Naval Gun from HMS Chester
This 5.5 inch naval gun was once part of HMS Chester, a light cruiser that took part in the Battle of Jutland which took place off the coast of Denmark in May 1916. In this battle, the British Grand Fleet and the German High Seas Fleet confronted one another at sea for the only time during the First World War. Although Germany claimed victory, the Royal Navy retained control of the North Sea. The role played by HMS Chester at Jutland makes this gun one of IWM's most important naval artefacts. But like many objects in the IWM Collection, this rather anonymous and imposing piece of machinery can tell a number of surprising stories.
HMS Chester During The Battle of Jutland
On 31 May 1916, HMS Chester was scouting ahead of the Royal Navy's Grand Fleet, a massive formation of 150 British ships that had set sail from its bases the previous day in response to intelligence that the German fleet was putting to sea. Around 5.30pm, Chester was sent to investigate distant gun flashes amid a bank of mist. Suddenly, four German light cruisers appeared and opened fire. A hail of heavy shells fell all around Chester, hitting the ship seventeen times. Extensive damage to the ship's guns meant that she could take no further part in the battle and at dawn on 1 June was ordered back to port. The ship suffered casualties of 35 killed or died of wounds and 42 wounded.
The Gun On Board HMS Chester
During the shelling of HMS Chester, the forward 5.5 inch gun position was hit four times, killing or badly wounding all the gun crew apart from the sight setter, Boy (1st Class) John Travers (Jack) Cornwell. The badly wounded boy sailor remained at his post awaiting orders until medical assistance reached him. Although Cornwell survived long enough to reach hospital in Grimsby, he died of his wounds on 2 June.

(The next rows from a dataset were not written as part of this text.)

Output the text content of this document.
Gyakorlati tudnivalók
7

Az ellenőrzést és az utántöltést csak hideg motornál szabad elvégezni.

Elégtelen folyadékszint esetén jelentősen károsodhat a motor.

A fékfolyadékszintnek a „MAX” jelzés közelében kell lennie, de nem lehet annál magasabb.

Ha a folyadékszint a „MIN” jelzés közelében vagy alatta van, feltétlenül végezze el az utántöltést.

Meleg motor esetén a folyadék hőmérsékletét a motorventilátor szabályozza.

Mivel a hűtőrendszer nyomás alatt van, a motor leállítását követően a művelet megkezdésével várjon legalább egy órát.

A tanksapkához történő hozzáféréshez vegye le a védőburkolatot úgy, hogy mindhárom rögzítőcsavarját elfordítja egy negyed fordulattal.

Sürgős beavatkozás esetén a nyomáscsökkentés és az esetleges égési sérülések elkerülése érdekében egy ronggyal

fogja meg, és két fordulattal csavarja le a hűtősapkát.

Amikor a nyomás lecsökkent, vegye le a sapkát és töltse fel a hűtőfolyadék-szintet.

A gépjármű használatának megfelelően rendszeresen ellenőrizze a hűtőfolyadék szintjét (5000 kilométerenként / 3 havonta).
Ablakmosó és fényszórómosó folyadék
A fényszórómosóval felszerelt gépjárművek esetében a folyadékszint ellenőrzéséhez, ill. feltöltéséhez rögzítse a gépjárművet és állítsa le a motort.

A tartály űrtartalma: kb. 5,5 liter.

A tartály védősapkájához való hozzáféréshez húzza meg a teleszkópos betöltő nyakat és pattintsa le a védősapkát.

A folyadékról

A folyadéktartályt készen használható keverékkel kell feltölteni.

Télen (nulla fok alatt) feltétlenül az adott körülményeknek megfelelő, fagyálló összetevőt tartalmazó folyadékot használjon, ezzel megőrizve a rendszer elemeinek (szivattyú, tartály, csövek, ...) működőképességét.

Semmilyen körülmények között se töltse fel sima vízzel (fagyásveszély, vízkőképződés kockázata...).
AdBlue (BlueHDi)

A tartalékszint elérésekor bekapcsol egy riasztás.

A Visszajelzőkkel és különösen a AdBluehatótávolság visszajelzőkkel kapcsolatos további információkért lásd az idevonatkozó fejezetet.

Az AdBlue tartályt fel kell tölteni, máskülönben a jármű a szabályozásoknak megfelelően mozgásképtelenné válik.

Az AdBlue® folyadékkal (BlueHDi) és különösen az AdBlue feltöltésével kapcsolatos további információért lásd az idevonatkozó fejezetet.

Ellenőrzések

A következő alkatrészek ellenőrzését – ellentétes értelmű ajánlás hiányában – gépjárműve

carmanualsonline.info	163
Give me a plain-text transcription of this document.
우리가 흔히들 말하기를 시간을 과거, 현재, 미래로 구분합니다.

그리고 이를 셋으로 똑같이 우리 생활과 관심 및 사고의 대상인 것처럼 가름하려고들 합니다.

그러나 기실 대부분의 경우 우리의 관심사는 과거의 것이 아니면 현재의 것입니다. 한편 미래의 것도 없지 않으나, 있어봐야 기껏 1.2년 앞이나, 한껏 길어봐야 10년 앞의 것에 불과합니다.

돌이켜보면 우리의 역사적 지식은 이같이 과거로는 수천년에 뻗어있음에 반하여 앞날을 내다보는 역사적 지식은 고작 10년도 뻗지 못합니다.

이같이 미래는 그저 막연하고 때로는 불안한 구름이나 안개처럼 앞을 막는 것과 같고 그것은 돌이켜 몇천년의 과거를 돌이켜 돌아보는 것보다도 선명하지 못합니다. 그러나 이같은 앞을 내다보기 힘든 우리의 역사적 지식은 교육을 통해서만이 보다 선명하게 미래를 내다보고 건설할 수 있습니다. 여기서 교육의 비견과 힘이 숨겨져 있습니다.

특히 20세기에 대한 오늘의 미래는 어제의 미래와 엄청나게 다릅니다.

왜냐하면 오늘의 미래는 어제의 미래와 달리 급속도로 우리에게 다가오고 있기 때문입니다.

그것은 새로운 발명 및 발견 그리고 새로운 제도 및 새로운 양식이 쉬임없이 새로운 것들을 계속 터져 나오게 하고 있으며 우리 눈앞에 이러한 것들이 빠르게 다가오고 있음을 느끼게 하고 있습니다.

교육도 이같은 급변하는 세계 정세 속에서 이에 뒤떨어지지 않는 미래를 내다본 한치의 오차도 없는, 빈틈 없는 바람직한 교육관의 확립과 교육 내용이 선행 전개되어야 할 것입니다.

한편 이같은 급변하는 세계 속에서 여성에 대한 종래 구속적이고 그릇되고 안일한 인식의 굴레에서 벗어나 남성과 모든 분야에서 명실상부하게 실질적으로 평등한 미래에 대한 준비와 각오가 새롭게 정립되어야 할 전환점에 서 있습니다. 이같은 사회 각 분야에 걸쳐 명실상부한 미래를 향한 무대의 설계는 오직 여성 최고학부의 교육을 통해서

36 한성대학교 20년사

Boy (1st Class) Jack Cornwell VC
Shortly after the battle, reports of Jack Cornwell's bravery began to appear in the press. On 7 July 1916, the Daily Sketch featured him on their cover with the headline 'Boy Hero of the Naval Battle'. This portrait photograph of him was used to illustrate many of the reports. It remains the iconic image of him. However, it is now generally thought that it actually shows one his brothers, most likely his younger brother George. Another brother, Ernest, was also used as a model by the artist Frank O Salisbury for a portrait of Jack at his gun.
Funeral Procession for Jack Cornwell
After his death in Grimsby, Jack Cornwell's body was returned to London and he was initially buried in a communal grave at Manor Park cemetery in Essex in June 1916. However, the Daily Sketch, the newspaper which had first publicised his bravery, began to campaign for a more fitting burial. The following month, in July 1916, Cornwell was reburied in the same cemetery but with full naval honours. The funeral procession included 80 boys from Jack's former school, six boy sailors from HMS Chester and local boy scouts.
Jack Cornwell's Victoria Cross
In September 1916, Jack Cornwell was posthumously awarded the Victoria Cross, Britain's highest award for valour in the face of the enemy. The citation for his award recorded how 'mortally wounded early in the action, Boy, First Class, Jack Travers Cornwell remained standing alone at a most exposed post, quietly awaiting orders, until the end of the action, with the gun's crew dead and wounded all around him. His age was under sixteen and a half years'. Jack Cornwell's Victoria Cross was presented to IWM in 1968 and can now be seen in the Lord Ashcroft Gallery: Extraordinary Heroes.
The HMS Chester gun on display
The 5.5 inch gun manned by Jack Cornwell was requested from the Admiralty by the Imperial War Museum in 1919 and was proudly displayed in IWM's first home at the Crystal Palace. However, Museum Archive files show that in 1926, HMS Chester'sgunnery officer visited and noticed that the Museum's gun was not Cornwell's gun at all. After enquiries were made to the Admiralty, it emerged that as the forecastle gun manned by Cornwell was considered still serviceable, they had retained it and given the museum a gun from another part of the ship instead. Concerned museum staff immediately took steps to rectify the matter and ensure that the correct No.21 gun, mechanism and sights were obtained from the Admiralty and quietly substituted.
Cornwell's gun during the Second World War
Jack Cornwell's gun has remained on display at IWM throughout most of its history. However, in 1940, after the withdrawal of the British Expeditionary Force (BEF) from Dunkirk, there was an acute shortage of equipment and weaponry needed to carry on fighting in the Second World War. Even the museum was asked to help by handing over a number of exhibits, including Jack Cornwell's gun. Though some exhibits were given up, the trustees refused to relinquish the Cornwell gun, recognising its significance to the museum.